Gasoline prices are treading water so far, and face seasonal headwinds with just a couple of weeks left in the driving system and the fall RVP blend down looming. The September RBOB contract was testing support at the trend-line that helped push prices up more than 50 cents/gallon since July 4th this morning and managed to bounce 4 cents off of those lows. If that trend line breaks, there’s a good chance we’ll see a 20-cent slide before month end, when we’ll see another 20+ cent drop as the October futures take over the prompt position.
The API reported a draw in crude oil inventories of 6 million barrels last week, while refined products saw small changes of less than 1 million barrels each on the week. The draw in crude is consistent with an expected recovery in oil exports after a big drop last week believed to be just timing issues on cargo loading rather than a shift in international demand, which has remained strong this year. The DOE/EIA’s weekly report is due out at its normal time this morning.
Are you wondering why diesel prices in Chicago are trading 15-20 cents below neighboring markets? The EIA has an answer for you, highlighting the rapid rise in Midwestern inventories this summer as refineries raised production without having the export options of their coastal counterparts.
The tropics are heating up. The NHC is now tracking 3 potential storm systems in the Atlantic basin. The first two over the eastern Atlantic have increased their odds of development over the past 24 hours and are now given 40-50% probability to be named in the coming week. The good news is both look like they should be moving far enough north to minimize a threat to the US. The third system is given 20% odds of developing in the Western Gulf of Mexico this week, near the heart of refinery row. You know it’s been a hot summer when the first thought about a potential tropical storm system hitting your state is “oh good, maybe that will cool things down”.
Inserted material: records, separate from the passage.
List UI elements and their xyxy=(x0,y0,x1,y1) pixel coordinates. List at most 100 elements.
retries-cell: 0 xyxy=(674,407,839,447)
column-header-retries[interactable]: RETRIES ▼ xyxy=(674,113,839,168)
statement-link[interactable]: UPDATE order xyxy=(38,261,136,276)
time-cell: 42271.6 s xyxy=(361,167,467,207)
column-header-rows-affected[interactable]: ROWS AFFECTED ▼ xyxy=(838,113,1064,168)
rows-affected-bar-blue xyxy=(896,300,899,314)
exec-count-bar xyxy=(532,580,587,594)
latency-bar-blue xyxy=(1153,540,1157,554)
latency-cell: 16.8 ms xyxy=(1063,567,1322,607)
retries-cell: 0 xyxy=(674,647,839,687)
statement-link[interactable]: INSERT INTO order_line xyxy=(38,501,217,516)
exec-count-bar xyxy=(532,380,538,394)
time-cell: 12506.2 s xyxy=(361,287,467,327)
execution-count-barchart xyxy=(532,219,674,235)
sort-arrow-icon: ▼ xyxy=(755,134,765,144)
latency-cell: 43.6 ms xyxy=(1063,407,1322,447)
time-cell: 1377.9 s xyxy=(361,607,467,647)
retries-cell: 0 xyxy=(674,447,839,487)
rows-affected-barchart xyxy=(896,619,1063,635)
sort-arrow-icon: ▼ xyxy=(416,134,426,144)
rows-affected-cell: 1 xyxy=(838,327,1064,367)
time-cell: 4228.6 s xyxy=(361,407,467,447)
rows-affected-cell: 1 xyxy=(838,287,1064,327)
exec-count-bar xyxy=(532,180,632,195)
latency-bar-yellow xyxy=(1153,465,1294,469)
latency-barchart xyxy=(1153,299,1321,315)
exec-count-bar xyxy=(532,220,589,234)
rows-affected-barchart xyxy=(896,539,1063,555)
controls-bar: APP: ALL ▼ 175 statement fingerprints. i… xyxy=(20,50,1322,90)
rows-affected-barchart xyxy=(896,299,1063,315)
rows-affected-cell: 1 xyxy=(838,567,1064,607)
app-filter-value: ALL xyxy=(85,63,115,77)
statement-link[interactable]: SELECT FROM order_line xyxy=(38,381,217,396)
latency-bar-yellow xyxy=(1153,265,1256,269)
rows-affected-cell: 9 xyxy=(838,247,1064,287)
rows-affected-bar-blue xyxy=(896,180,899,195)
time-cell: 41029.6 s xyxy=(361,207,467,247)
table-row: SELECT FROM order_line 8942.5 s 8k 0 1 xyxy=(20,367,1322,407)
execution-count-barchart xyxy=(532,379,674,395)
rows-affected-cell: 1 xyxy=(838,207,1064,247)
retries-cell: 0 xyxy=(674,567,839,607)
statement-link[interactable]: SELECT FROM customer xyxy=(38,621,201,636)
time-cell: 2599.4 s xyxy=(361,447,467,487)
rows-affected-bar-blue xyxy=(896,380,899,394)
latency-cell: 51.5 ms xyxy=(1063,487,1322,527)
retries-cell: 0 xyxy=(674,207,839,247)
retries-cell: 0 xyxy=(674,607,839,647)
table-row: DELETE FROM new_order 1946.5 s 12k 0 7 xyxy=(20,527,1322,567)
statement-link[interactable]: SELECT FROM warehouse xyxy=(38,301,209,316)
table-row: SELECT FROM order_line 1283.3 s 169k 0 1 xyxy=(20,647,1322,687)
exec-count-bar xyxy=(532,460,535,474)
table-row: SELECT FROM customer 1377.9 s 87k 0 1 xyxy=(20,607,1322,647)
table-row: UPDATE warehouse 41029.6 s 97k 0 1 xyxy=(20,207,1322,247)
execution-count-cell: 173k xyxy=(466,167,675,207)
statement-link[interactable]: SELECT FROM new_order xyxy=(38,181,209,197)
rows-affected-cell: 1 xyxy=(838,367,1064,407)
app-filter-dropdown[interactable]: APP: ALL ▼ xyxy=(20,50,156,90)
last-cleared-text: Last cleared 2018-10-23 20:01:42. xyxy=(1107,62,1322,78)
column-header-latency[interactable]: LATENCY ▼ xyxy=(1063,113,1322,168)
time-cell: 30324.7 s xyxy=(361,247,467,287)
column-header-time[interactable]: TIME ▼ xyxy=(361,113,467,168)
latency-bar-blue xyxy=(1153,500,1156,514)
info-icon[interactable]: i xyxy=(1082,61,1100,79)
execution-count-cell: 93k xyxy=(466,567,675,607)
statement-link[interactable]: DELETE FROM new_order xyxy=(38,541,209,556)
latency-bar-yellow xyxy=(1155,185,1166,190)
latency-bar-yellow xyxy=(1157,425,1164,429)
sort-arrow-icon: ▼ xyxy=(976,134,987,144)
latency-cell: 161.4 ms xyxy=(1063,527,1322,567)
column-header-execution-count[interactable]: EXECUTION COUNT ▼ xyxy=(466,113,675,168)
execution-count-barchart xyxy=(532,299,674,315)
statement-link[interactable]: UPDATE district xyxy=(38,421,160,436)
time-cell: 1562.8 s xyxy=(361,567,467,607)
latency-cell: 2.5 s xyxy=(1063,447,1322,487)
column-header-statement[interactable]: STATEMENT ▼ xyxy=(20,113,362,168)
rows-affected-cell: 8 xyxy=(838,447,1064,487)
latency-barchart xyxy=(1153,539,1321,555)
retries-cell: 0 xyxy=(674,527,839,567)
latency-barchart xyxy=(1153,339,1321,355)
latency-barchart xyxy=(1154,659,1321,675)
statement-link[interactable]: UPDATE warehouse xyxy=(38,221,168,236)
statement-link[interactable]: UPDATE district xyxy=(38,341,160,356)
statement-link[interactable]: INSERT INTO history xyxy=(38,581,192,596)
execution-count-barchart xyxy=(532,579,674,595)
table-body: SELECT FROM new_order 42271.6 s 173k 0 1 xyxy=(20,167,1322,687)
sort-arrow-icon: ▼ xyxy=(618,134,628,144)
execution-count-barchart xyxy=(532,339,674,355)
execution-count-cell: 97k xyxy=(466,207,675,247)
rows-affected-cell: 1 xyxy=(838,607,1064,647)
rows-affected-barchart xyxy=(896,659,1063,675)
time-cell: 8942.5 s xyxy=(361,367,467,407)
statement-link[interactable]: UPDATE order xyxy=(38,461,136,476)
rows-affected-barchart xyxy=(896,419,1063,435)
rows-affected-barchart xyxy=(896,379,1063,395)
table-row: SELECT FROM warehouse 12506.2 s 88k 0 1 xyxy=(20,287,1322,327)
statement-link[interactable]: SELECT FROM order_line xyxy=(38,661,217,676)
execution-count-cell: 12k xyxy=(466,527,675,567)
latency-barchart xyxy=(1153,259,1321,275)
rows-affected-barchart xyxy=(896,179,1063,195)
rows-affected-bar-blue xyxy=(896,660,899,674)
What’s in a name? Later today the White House is going to hold a press conference to mark the 1-year anniversary of the “inflation production reduction act” that is handing out billions of dollars in tax credits to promote more spending on electric vehicles and other projects to try and promote cleaner energy options. Big Oil companies have been some of the largest beneficiaries of the act, as they were the only businesses with “shovel ready” projects in the carbon capture and sequestration space, in addition to those retooling refineries to produce renewables. When asked about the confusing name of the spending bill last week the President said, "I wish I hadn’t called it that because it has less to do with reducing inflation than it has to do with providing alternatives that generate economic growth,"
HF Sinclair announced it was buying out the remaining shares in its midstream spin-off Holly Energy Partners, the latest MLP to disappear thanks to the higher interest rate environment that makes those investment vehicles less attractive than they were during the days of free money.